I do think we saw a slight pause in the activity coming out of the UK shortly after the Brexit vote. However, it appears that transactions are going forward and things are currently business as usual. Not knowing what the long-term implications will be, I would suspect that there will be more of a conservative approach to purchases of business aircraft and other large buying decisions. It will not, however, change the fact that aircraft will continue to fly and will continue to need support in the aftermarket.
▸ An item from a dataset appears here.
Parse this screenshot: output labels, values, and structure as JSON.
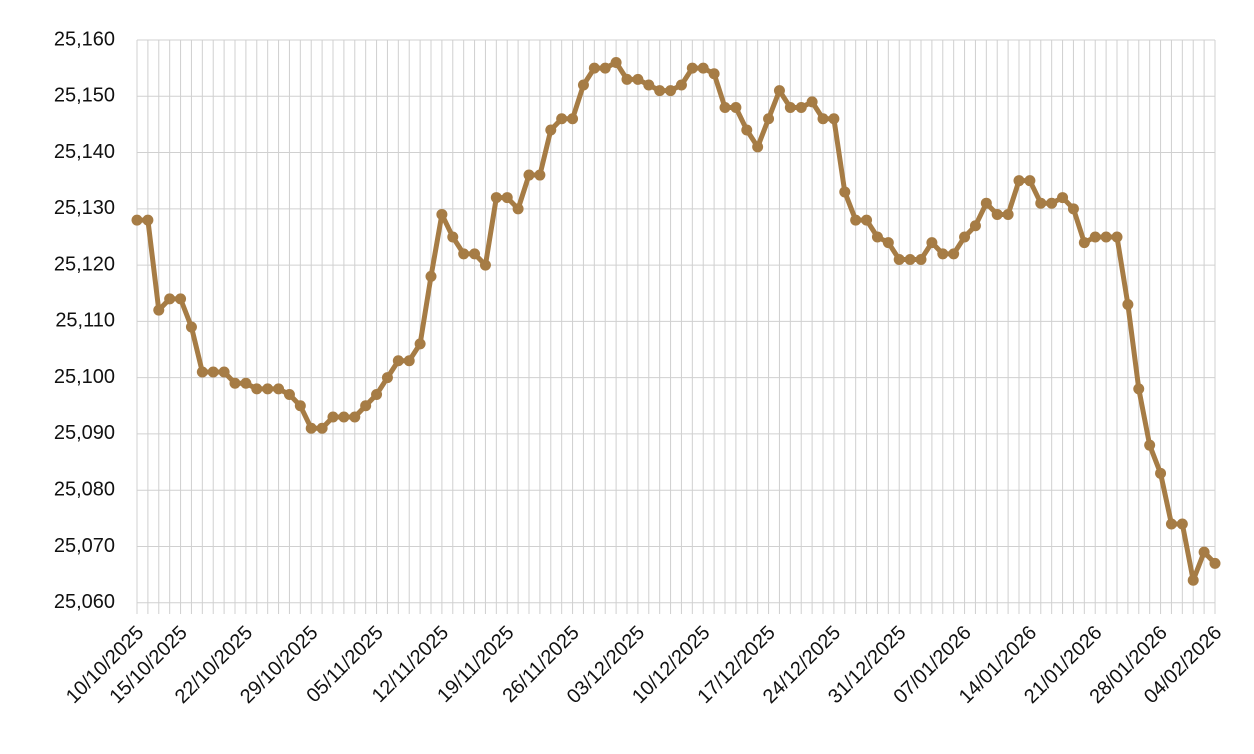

I think that oil prices will remain between $40-$60 for some time yet. These prices may have had an immediate impact on aviation and the industry, but as time goes on I think things will become more steady and the impact will not be as dramatic in 2017. In business aviation, when people need to fly, they fly, regardless of the price that day. I still feel like it is good for the general aviation enthusiasts, but I know from my perspective, our company doesn’t watch the daily prices of fuel and decide if we will make a customer visit based on that. When we need to go, we go.
I have a very positive feel for 2017. There have been a number of changes in the past couple of years in the players of business aviation and production. That has had a slight impact on the aftermarket side as well. However, I think companies, like ours, are being more creative and innovative and continue to find solutions for the legacy aircraft operators. This opens the door for new and better ways of supporting the aftermarket in 2017 and beyond.
Nick Rose, Director, Business Aviation, London City Airport
While worldwide traffic has been turbulent, Europe and particularly London has been at an all-time high, with traffic in many sectors outperforming the traffic numbers we saw in the highs of 2007/8. Northolt has taken more BA bookings than in previous years and London City has welcomed the Global 6000 and Embraer 550 to its ever-expanding list of approved aircraft types. Look out for the Falcon 8X, Challenger 350, Citation Latitude and Gulfstream 280 to be added in the very near future.
I think that despite Brexit, London will retain its position as the Financial Centre for Europe. As such, London City Airport will continue to be the gateway of choice for visitors to the financial district and the City of London. It’s therefore the least likely of the airports to be affected.
Oil prices can have both a positive and negative effect on business aircraft flight traffic as many operators pass on increases in prices as a supplemental cost to the customer which affects flying business aircraft for pleasure. However, higher oil prices usually relate to a buoyant economy and as a result one sees an increase in business flying for corporates. I think the upward trend in traffic numbers will continue.
At both London City and RAF Northolt we’re expecting a very busy end to the year as activity is at an all-time high, predominantly driven by both airports’ superior access to London and the competitive pricing introduced at London City Airport.